What would you suggest until we support single-channel image data? Maybe raising a warning message would be one we can do?
Thank you, @gigony! Raising an error would satisfy the purpose of this open issue. Currently, we don't have any need for single-channel images in digital pathology but it might be a good feature to have.
Thank you, @gigony! Raising an error would satisfy the purpose of this open issue. Currently, we don't have any need for single-channel images in digital pathology but it might be a good feature to have.
Now raising a warning message (by https://github.com/rapidsai/cucim/pull/293) and updated tag from bug
to feature request
.
Currently, we don't have any need for single-channel images in digital pathology but it might be a good feature to have.

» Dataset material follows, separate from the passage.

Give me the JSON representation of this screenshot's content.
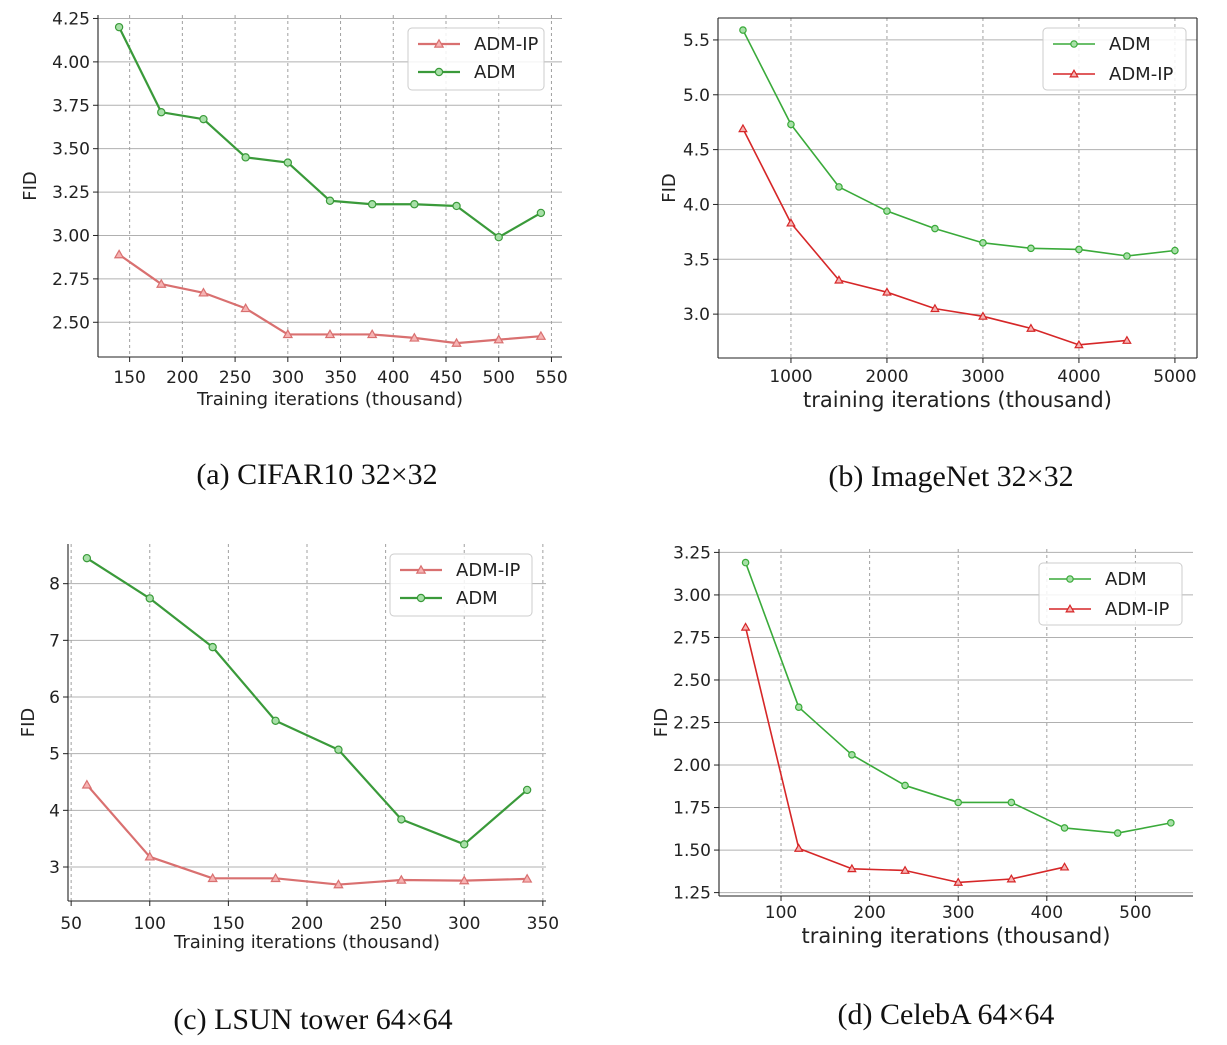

One use case would be where another imaging modality is used, such as higher harmonic generation microscopy, from which we only want to fetch one channel, as the other channels might sometimes be undescriptive and might confuse deep learning models.
Another use case is when a mask's pixels intensity serve as labels. If high resolution masks are available, it might still be beneficial to read them with cucim.